Conventional wisdom about Congressional elections goes something like this: Yes, everyone hates the institution and wants to “throw the bums out”. But they like their Member and keep voting to re-elect him or her.
True enough. Incumbent re-election rates are regularly over 90 percent even in years when there are tons of seats switching parties. In the 2006 election, when Democrats re-took the House majority, 94 percent of incumbent still won. In the 2010 election, where Republicans picked up 63 seats, 85 percent of incumbents still won.

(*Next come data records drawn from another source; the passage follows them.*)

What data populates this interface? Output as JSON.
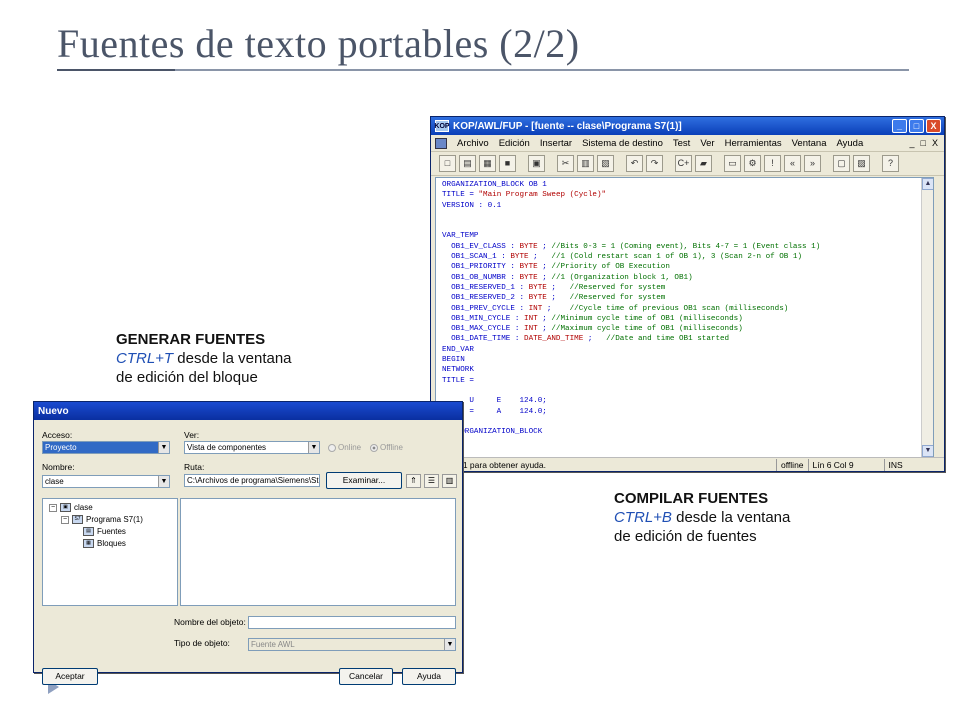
{
  "slide": {
    "title": "Fuentes de texto portables (2/2)"
  },
  "captions": {
    "generate": {
      "heading": "GENERAR FUENTES",
      "shortcut": "CTRL+T",
      "text_1": " desde la ventana",
      "text_2": "de edición del bloque"
    },
    "compile": {
      "heading": "COMPILAR FUENTES",
      "shortcut": "CTRL+B",
      "text_1": " desde la ventana",
      "text_2": "de edición de fuentes"
    }
  },
  "editor": {
    "title": "KOP/AWL/FUP  - [fuente -- clase\\Programa S7(1)]",
    "title_icon": "KOP",
    "window_buttons": {
      "minimize": "_",
      "maximize": "□",
      "close": "X"
    },
    "menu": [
      "Archivo",
      "Edición",
      "Insertar",
      "Sistema de destino",
      "Test",
      "Ver",
      "Herramientas",
      "Ventana",
      "Ayuda"
    ],
    "mdi_buttons": [
      "_",
      "□",
      "X"
    ],
    "toolbar_icons": [
      "new-icon",
      "open-icon",
      "find-icon",
      "save-icon",
      "print-icon",
      "cut-icon",
      "copy-icon",
      "paste-icon",
      "undo-icon",
      "redo-icon",
      "compile-icon",
      "download-icon",
      "block-icon",
      "monitor-icon",
      "skip-icon",
      "prev-icon",
      "next-icon",
      "view1-icon",
      "view2-icon",
      "help-icon"
    ],
    "toolbar_glyphs": [
      "□",
      "▤",
      "▦",
      "■",
      "▣",
      "✂",
      "▥",
      "▧",
      "↶",
      "↷",
      "C+",
      "▰",
      "▭",
      "⚙",
      "!",
      "«",
      "»",
      "▢",
      "▨",
      "?"
    ],
    "code_lines": [
      [
        {
          "t": "ORGANIZATION_BLOCK OB 1",
          "c": "c-blue"
        }
      ],
      [
        {
          "t": "TITLE = ",
          "c": "c-blue"
        },
        {
          "t": "\"Main Program Sweep (Cycle)\"",
          "c": "c-red"
        }
      ],
      [
        {
          "t": "VERSION : 0.1",
          "c": "c-blue"
        }
      ],
      [
        {
          "t": "",
          "c": ""
        }
      ],
      [
        {
          "t": "",
          "c": ""
        }
      ],
      [
        {
          "t": "VAR_TEMP",
          "c": "c-blue"
        }
      ],
      [
        {
          "t": "  OB1_EV_CLASS : ",
          "c": "c-blue"
        },
        {
          "t": "BYTE",
          "c": "c-red"
        },
        {
          "t": " ; ",
          "c": "c-blue"
        },
        {
          "t": "//Bits 0-3 = 1 (Coming event), Bits 4-7 = 1 (Event class 1)",
          "c": "c-green"
        }
      ],
      [
        {
          "t": "  OB1_SCAN_1 : ",
          "c": "c-blue"
        },
        {
          "t": "BYTE",
          "c": "c-red"
        },
        {
          "t": " ;   ",
          "c": "c-blue"
        },
        {
          "t": "//1 (Cold restart scan 1 of OB 1), 3 (Scan 2-n of OB 1)",
          "c": "c-green"
        }
      ],
      [
        {
          "t": "  OB1_PRIORITY : ",
          "c": "c-blue"
        },
        {
          "t": "BYTE",
          "c": "c-red"
        },
        {
          "t": " ; ",
          "c": "c-blue"
        },
        {
          "t": "//Priority of OB Execution",
          "c": "c-green"
        }
      ],
      [
        {
          "t": "  OB1_OB_NUMBR : ",
          "c": "c-blue"
        },
        {
          "t": "BYTE",
          "c": "c-red"
        },
        {
          "t": " ; ",
          "c": "c-blue"
        },
        {
          "t": "//1 (Organization block 1, OB1)",
          "c": "c-green"
        }
      ],
      [
        {
          "t": "  OB1_RESERVED_1 : ",
          "c": "c-blue"
        },
        {
          "t": "BYTE",
          "c": "c-red"
        },
        {
          "t": " ;   ",
          "c": "c-blue"
        },
        {
          "t": "//Reserved for system",
          "c": "c-green"
        }
      ],
      [
        {
          "t": "  OB1_RESERVED_2 : ",
          "c": "c-blue"
        },
        {
          "t": "BYTE",
          "c": "c-red"
        },
        {
          "t": " ;   ",
          "c": "c-blue"
        },
        {
          "t": "//Reserved for system",
          "c": "c-green"
        }
      ],
      [
        {
          "t": "  OB1_PREV_CYCLE : ",
          "c": "c-blue"
        },
        {
          "t": "INT",
          "c": "c-red"
        },
        {
          "t": " ;    ",
          "c": "c-blue"
        },
        {
          "t": "//Cycle time of previous OB1 scan (milliseconds)",
          "c": "c-green"
        }
      ],
      [
        {
          "t": "  OB1_MIN_CYCLE : ",
          "c": "c-blue"
        },
        {
          "t": "INT",
          "c": "c-red"
        },
        {
          "t": " ; ",
          "c": "c-blue"
        },
        {
          "t": "//Minimum cycle time of OB1 (milliseconds)",
          "c": "c-green"
        }
      ],
      [
        {
          "t": "  OB1_MAX_CYCLE : ",
          "c": "c-blue"
        },
        {
          "t": "INT",
          "c": "c-red"
        },
        {
          "t": " ; ",
          "c": "c-blue"
        },
        {
          "t": "//Maximum cycle time of OB1 (milliseconds)",
          "c": "c-green"
        }
      ],
      [
        {
          "t": "  OB1_DATE_TIME : ",
          "c": "c-blue"
        },
        {
          "t": "DATE_AND_TIME",
          "c": "c-red"
        },
        {
          "t": " ;   ",
          "c": "c-blue"
        },
        {
          "t": "//Date and time OB1 started",
          "c": "c-green"
        }
      ],
      [
        {
          "t": "END_VAR",
          "c": "c-blue"
        }
      ],
      [
        {
          "t": "BEGIN",
          "c": "c-blue"
        }
      ],
      [
        {
          "t": "NETWORK",
          "c": "c-blue"
        }
      ],
      [
        {
          "t": "TITLE =",
          "c": "c-blue"
        }
      ],
      [
        {
          "t": "",
          "c": ""
        }
      ],
      [
        {
          "t": "      U     E    124.0;",
          "c": "c-blue"
        }
      ],
      [
        {
          "t": "      =     A    124.0;",
          "c": "c-blue"
        }
      ],
      [
        {
          "t": "",
          "c": ""
        }
      ],
      [
        {
          "t": "END_ORGANIZATION_BLOCK",
          "c": "c-blue"
        }
      ]
    ],
    "scroll_up": "▲",
    "scroll_down": "▼",
    "status": {
      "help": "Pulse F1 para obtener ayuda.",
      "mode": "offline",
      "position": "Lín 6 Col 9",
      "insert": "INS"
    }
  },
  "dialog": {
    "title": "Nuevo",
    "acceso_label": "Acceso:",
    "acceso_value": "Proyecto",
    "ver_label": "Ver:",
    "ver_value": "Vista de componentes",
    "online_label": "Online",
    "offline_label": "Offline",
    "nombre_label": "Nombre:",
    "nombre_value": "clase",
    "ruta_label": "Ruta:",
    "ruta_value": "C:\\Archivos de programa\\Siemens\\Ste",
    "examinar_label": "Examinar...",
    "dropdown_arrow": "▼",
    "tree": {
      "expand_minus": "−",
      "root": "clase",
      "program": "Programa S7(1)",
      "fuentes": "Fuentes",
      "bloques": "Bloques"
    },
    "tree_icon_glyphs": {
      "project": "▣",
      "program": "S7",
      "fuentes": "▤",
      "bloques": "▦"
    },
    "nav_glyphs": {
      "up": "⇑",
      "list": "☰",
      "details": "▥"
    },
    "nombre_objeto_label": "Nombre del objeto:",
    "nombre_objeto_value": "",
    "tipo_objeto_label": "Tipo de objeto:",
    "tipo_objeto_value": "Fuente AWL",
    "aceptar_label": "Aceptar",
    "cancelar_label": "Cancelar",
    "ayuda_label": "Ayuda"
  }
}
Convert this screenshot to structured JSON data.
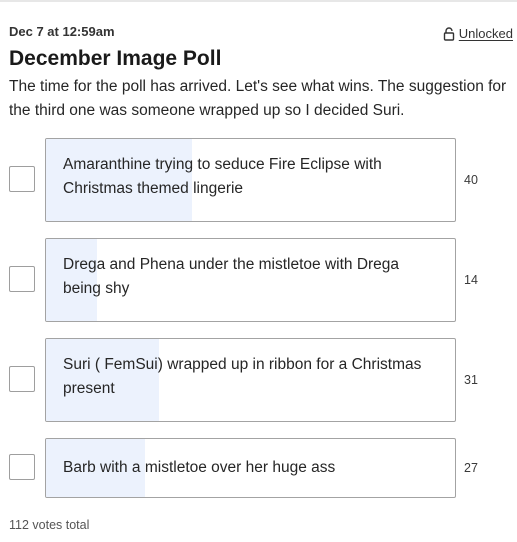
{
  "post": {
    "date": "Dec 7 at 12:59am",
    "status_label": "Unlocked",
    "title": "December Image Poll",
    "description": "The time for the poll has arrived. Let's see what wins. The suggestion for the third one was someone wrapped up so I decided Suri."
  },
  "poll": {
    "options": [
      {
        "label": "Amaranthine trying to seduce Fire Eclipse with Christmas themed lingerie",
        "votes": "40",
        "share": 0.357
      },
      {
        "label": "Drega and Phena under the mistletoe with Drega being shy",
        "votes": "14",
        "share": 0.125
      },
      {
        "label": "Suri ( FemSui) wrapped up in ribbon for a Christmas present",
        "votes": "31",
        "share": 0.277
      },
      {
        "label": "Barb with a mistletoe over her huge ass",
        "votes": "27",
        "share": 0.241
      }
    ],
    "total_label": "112 votes total"
  },
  "colors": {
    "fill": "#ecf2fd",
    "border": "#a3a3a3"
  },
  "icons": {
    "status": "unlock-icon"
  }
}
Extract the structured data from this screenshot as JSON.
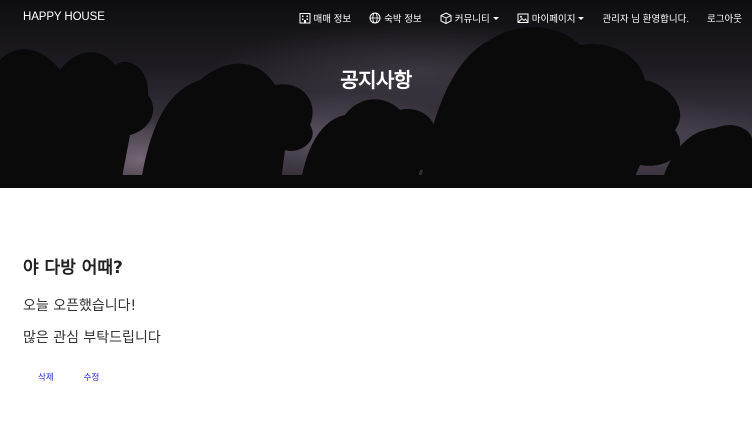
{
  "navbar": {
    "brand": "HAPPY HOUSE",
    "items": [
      {
        "label": "매매 정보",
        "icon": "building-icon"
      },
      {
        "label": "숙박 정보",
        "icon": "globe-icon"
      },
      {
        "label": "커뮤니티",
        "icon": "box-icon",
        "dropdown": true
      },
      {
        "label": "마이페이지",
        "icon": "image-icon",
        "dropdown": true
      }
    ],
    "welcome": "관리자 님 환영합니다.",
    "logout": "로그아웃"
  },
  "hero": {
    "title": "공지사항"
  },
  "post": {
    "title": "야 다방 어때?",
    "body": [
      "오늘 오픈했습니다!",
      "많은 관심 부탁드립니다"
    ]
  },
  "actions": {
    "delete": "삭제",
    "edit": "수정"
  },
  "colors": {
    "link": "#2a2ad8",
    "nav_text": "#ffffff"
  }
}
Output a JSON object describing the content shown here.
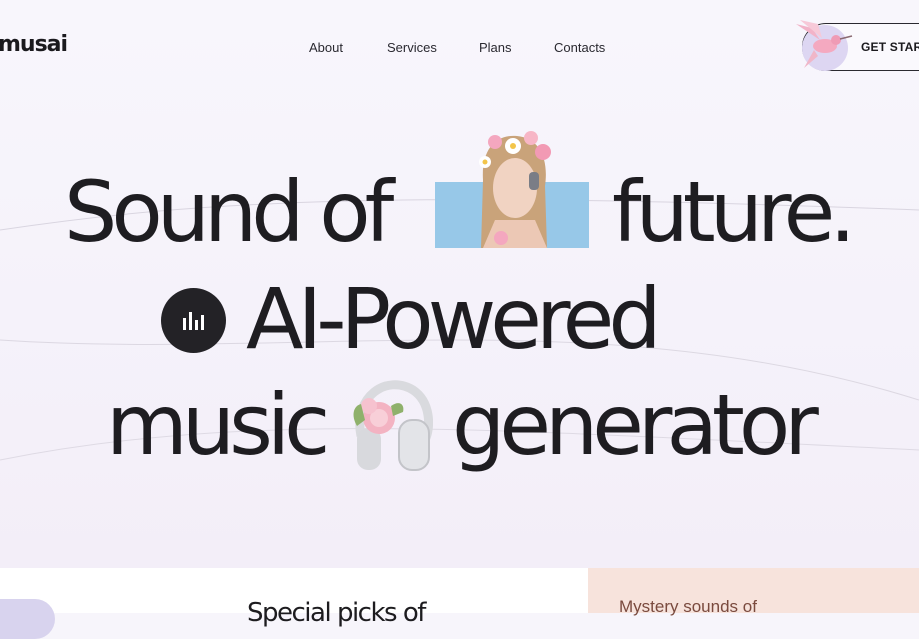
{
  "header": {
    "logo": "musai",
    "nav": [
      "About",
      "Services",
      "Plans",
      "Contacts"
    ],
    "cta_label": "GET STAR"
  },
  "hero": {
    "line1_a": "Sound of",
    "line1_b": "future.",
    "line2": "AI-Powered",
    "line3_a": "music",
    "line3_b": "generator",
    "photo_bg_color": "#97c8e8",
    "badge_icon": "equalizer-bars-icon",
    "headphones_icon": "flower-headphones-icon"
  },
  "sections": {
    "special_heading": "Special picks of",
    "mystery_heading": "Mystery sounds of"
  },
  "colors": {
    "text": "#1e1d21",
    "background": "#f7f5fb",
    "mystery_card": "#f7e3dc",
    "pill": "#d8d3ee"
  }
}
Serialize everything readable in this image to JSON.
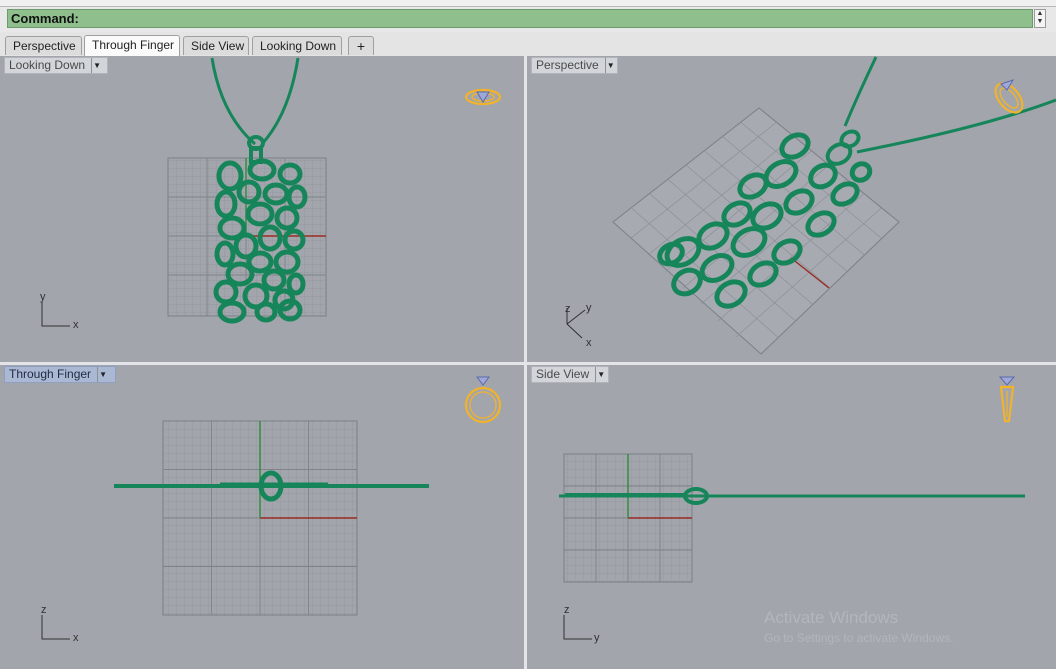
{
  "command": {
    "label": "Command:"
  },
  "tabs": [
    {
      "label": "Perspective"
    },
    {
      "label": "Through Finger"
    },
    {
      "label": "Side View"
    },
    {
      "label": "Looking Down"
    },
    {
      "label": "+"
    }
  ],
  "viewports": {
    "top_left": {
      "title": "Looking Down",
      "axis_v": "y",
      "axis_h": "x",
      "gizmo": "ring-top-icon"
    },
    "top_right": {
      "title": "Perspective",
      "axis_a": "z",
      "axis_b": "y",
      "axis_c": "x",
      "gizmo": "ring-perspective-icon"
    },
    "bottom_left": {
      "title": "Through Finger",
      "axis_v": "z",
      "axis_h": "x",
      "gizmo": "ring-front-icon",
      "active": true
    },
    "bottom_right": {
      "title": "Side View",
      "axis_v": "z",
      "axis_h": "y",
      "gizmo": "ring-side-icon"
    }
  },
  "watermark": {
    "line1": "Activate Windows",
    "line2": "Go to Settings to activate Windows."
  },
  "colors": {
    "model_green": "#16855a",
    "gizmo_gold": "#f2b32a",
    "viewport_bg": "#a2a6ac",
    "command_bg": "#8fbf8d",
    "x_axis_red": "#9b2a22",
    "y_axis_green": "#2e8b3e",
    "active_title_bg": "#aab8d3"
  }
}
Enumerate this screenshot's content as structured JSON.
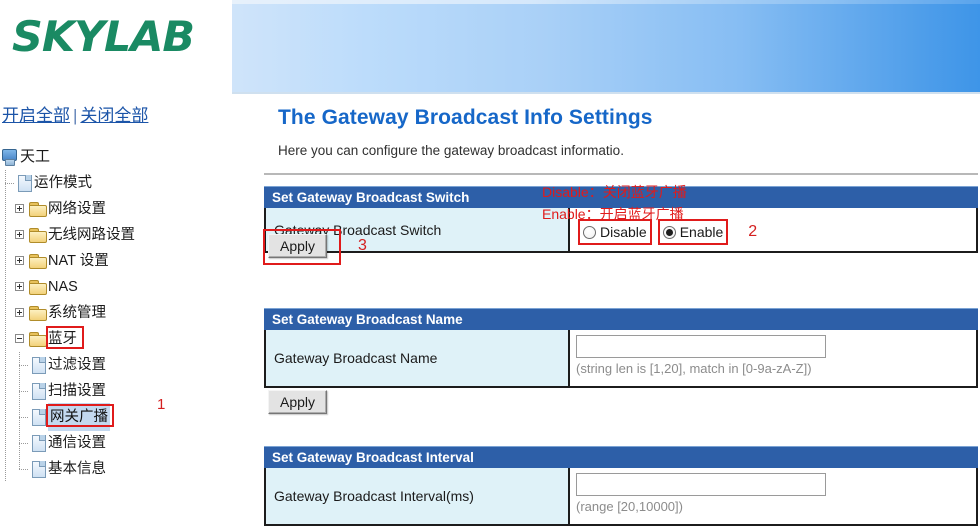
{
  "brand": {
    "logo_text": "SKYLAB",
    "logo_color": "#1a8a63"
  },
  "sidebar": {
    "expand_all": "开启全部",
    "separator": "|",
    "collapse_all": "关闭全部",
    "tree": [
      {
        "label": "天工",
        "icon": "computer-icon",
        "type": "root",
        "level": 0
      },
      {
        "label": "运作模式",
        "icon": "page-icon",
        "type": "leaf",
        "level": 1
      },
      {
        "label": "网络设置",
        "icon": "folder-icon",
        "type": "folder",
        "level": 1,
        "expander": "plus"
      },
      {
        "label": "无线网路设置",
        "icon": "folder-icon",
        "type": "folder",
        "level": 1,
        "expander": "plus"
      },
      {
        "label": "NAT 设置",
        "icon": "folder-icon",
        "type": "folder",
        "level": 1,
        "expander": "plus"
      },
      {
        "label": "NAS",
        "icon": "folder-icon",
        "type": "folder",
        "level": 1,
        "expander": "plus"
      },
      {
        "label": "系统管理",
        "icon": "folder-icon",
        "type": "folder",
        "level": 1,
        "expander": "plus"
      },
      {
        "label": "蓝牙",
        "icon": "folder-icon",
        "type": "folder",
        "level": 1,
        "expander": "minus",
        "highlighted": true
      },
      {
        "label": "过滤设置",
        "icon": "page-icon",
        "type": "leaf",
        "level": 2
      },
      {
        "label": "扫描设置",
        "icon": "page-icon",
        "type": "leaf",
        "level": 2
      },
      {
        "label": "网关广播",
        "icon": "page-icon",
        "type": "leaf",
        "level": 2,
        "selected": true,
        "highlighted": true
      },
      {
        "label": "通信设置",
        "icon": "page-icon",
        "type": "leaf",
        "level": 2
      },
      {
        "label": "基本信息",
        "icon": "page-icon",
        "type": "leaf",
        "level": 2
      }
    ],
    "annotation_1": "1"
  },
  "main": {
    "title": "The Gateway Broadcast Info Settings",
    "description": "Here you can configure the gateway broadcast informatio.",
    "annotations": {
      "disable_note": "Disable：关闭蓝牙广播",
      "enable_note": "Enable：开启蓝牙广播",
      "radio_num": "2",
      "apply_num": "3"
    },
    "sections": [
      {
        "header": "Set Gateway Broadcast Switch",
        "field_label": "Gateway Broadcast Switch",
        "control": "radio",
        "options": [
          {
            "label": "Disable",
            "checked": false
          },
          {
            "label": "Enable",
            "checked": true
          }
        ],
        "apply_label": "Apply"
      },
      {
        "header": "Set Gateway Broadcast Name",
        "field_label": "Gateway Broadcast Name",
        "control": "text",
        "value": "",
        "hint": "(string len is [1,20], match in [0-9a-zA-Z])",
        "apply_label": "Apply"
      },
      {
        "header": "Set Gateway Broadcast Interval",
        "field_label": "Gateway Broadcast Interval(ms)",
        "control": "text",
        "value": "",
        "hint": "(range [20,10000])"
      }
    ]
  }
}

And yet, there’s a new number in a national Pew poll that should give incumbents who assume that people hating Congress will exempt them in the next election some pause. That number? Thirty eight percent — as in 38 percent of people who say they do not want to see their own Member of Congress re-elected in 2014. While that number is far lower than the 74 percent who say they would like to see most Members of Congress lose, it’s still the highest percentage wanting to get rid of their own member in more than two decades of Pew polling.
That stat has to be — or at least should be — concerning to incumbents in both parties particularly given, as Pew notes, that at this time in the 2010 election — when 58 incumbents lost — just 29 percent of respondents said they wanted to replace their own Member of Congress. Things might return to “normal” — hate Congress, love your Member — well before the 2014 midterms. But, we are currently in the midst of historically poor ratings for Congress, meaning that depending on “how things have always been” could be a major miscalculation.